Sunday, May 30, 2010

Ugggg....

I worked 11 hours yesterday and got home and in bed at almost 2 am. I have to be back to work at a quarter to 10 am. What was I thinking? Ohhhhhh, money.. That's right. (Little secret, just between you and me..... I should have been born independently wealthy.... Love my mom as I do, I'm sure the stork delivered me to the wrong place...... *sigh*)

I didn't sleep for shit last night. The first several times I drifted off, I was startled awake because, I swear to Buddha, Someone was calling my name. Female, and unhappy. Whoever you were, I didn't get the whole message.. Next time, don't psychically berate me at 2 am, just text. I'll get it in the morning. Sorry I pissed you off.

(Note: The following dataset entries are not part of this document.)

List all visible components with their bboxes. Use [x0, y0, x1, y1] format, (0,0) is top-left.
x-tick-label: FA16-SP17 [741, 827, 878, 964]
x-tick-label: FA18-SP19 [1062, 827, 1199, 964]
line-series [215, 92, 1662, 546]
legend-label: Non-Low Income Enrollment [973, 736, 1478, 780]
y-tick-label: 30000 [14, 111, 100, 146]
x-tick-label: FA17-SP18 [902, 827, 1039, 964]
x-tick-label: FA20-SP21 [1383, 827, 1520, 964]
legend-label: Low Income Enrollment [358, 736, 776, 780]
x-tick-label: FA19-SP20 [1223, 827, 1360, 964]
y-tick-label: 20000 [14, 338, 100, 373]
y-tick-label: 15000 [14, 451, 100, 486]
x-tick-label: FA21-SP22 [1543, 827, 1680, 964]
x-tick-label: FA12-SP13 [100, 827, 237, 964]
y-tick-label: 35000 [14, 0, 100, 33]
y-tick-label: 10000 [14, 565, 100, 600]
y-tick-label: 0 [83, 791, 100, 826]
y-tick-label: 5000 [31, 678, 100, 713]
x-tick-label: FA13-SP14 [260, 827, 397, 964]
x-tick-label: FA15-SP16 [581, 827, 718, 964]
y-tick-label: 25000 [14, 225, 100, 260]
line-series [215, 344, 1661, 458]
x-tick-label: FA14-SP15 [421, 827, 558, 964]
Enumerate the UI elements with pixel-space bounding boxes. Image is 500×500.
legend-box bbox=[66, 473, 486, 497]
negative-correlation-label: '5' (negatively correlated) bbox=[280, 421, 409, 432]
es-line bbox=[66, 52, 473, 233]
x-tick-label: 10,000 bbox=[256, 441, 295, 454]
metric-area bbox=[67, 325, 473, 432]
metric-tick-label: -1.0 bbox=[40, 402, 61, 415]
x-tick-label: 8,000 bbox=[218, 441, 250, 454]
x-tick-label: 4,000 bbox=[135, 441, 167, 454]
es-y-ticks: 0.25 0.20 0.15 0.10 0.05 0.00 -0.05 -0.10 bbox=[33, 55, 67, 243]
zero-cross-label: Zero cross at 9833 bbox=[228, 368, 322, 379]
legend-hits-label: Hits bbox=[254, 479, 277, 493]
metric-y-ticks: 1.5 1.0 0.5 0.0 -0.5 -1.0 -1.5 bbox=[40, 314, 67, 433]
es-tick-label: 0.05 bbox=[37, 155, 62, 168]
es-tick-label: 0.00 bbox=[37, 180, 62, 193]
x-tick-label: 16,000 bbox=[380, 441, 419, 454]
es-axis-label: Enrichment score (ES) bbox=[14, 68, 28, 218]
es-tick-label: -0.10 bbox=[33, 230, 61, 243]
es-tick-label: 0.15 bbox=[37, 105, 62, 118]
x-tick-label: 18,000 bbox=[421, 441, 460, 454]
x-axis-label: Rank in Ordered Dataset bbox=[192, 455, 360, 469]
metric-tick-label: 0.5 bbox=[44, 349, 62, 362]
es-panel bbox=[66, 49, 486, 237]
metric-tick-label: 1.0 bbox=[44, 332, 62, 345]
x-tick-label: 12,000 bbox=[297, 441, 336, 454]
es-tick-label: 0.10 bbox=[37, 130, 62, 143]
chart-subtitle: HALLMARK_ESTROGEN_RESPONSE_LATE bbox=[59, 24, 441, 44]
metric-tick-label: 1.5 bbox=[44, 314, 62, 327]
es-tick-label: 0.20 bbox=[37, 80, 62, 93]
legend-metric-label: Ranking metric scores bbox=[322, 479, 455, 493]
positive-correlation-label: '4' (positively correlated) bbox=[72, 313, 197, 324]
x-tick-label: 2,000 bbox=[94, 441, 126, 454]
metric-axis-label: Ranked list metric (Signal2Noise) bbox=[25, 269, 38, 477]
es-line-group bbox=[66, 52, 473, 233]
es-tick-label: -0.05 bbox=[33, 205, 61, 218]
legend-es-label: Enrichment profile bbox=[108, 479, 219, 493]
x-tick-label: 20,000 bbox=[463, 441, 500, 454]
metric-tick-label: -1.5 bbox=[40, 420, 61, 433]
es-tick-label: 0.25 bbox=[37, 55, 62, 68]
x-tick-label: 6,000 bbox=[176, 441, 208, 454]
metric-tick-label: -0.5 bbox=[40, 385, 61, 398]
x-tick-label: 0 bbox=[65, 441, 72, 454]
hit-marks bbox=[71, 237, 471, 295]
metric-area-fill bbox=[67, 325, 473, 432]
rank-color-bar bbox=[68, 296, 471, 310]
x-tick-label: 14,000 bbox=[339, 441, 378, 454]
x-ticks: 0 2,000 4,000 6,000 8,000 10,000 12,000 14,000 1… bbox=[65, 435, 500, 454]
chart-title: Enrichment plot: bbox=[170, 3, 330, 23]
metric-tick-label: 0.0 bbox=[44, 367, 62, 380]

Then I had a dream someone sneaked up behind me and choked me out. A bright flash of orange light and a painful inability to breath. I must either have a really guilty conscious, or I really have pissed someone off. Look, I'm sorry!

Then I had a porn dream about one of my gay friends.. That was so weird, I had to text him and tell him as soon as I woke up. Which I'm sure he won't get for HOURS... it's Sunday and I'm sure he didn't get into bed until at least 2 am too. (He does have a boob thing when he's drinking... )

What would Freud say?

Then I got an email to "Join Match.com today!" FUCK THAT! I'd probably get a guy who's really a girl and angry about it and chokes me out! I've watched plenty of daytime talk shows. If he won't let you see his penis, OMG... you better make sure he has one!!!
No match.com for me, I can read the signs.

2 comments:

Unknown said...

Do remember that I met my husband online...

Unknown said...

But you're just as crazy as he is.. lol

No, I'm glad it worked for you, but you guys had been talking for several years...

hmmmm I can't do the online thing again. Don't forget, I have gone that route before, and it landed me in a horrible situation, and 3000 miles from my mommy.

Lessons I learned from that...

1. Maturity doesn't come with age.

2. Intellect doesn't foster maturity.

3. Some people can't tell the difference between who they ARE and who they WANT to be.

4. Some people are just in love with the idea of being in love.

5. Some people just want to be abused.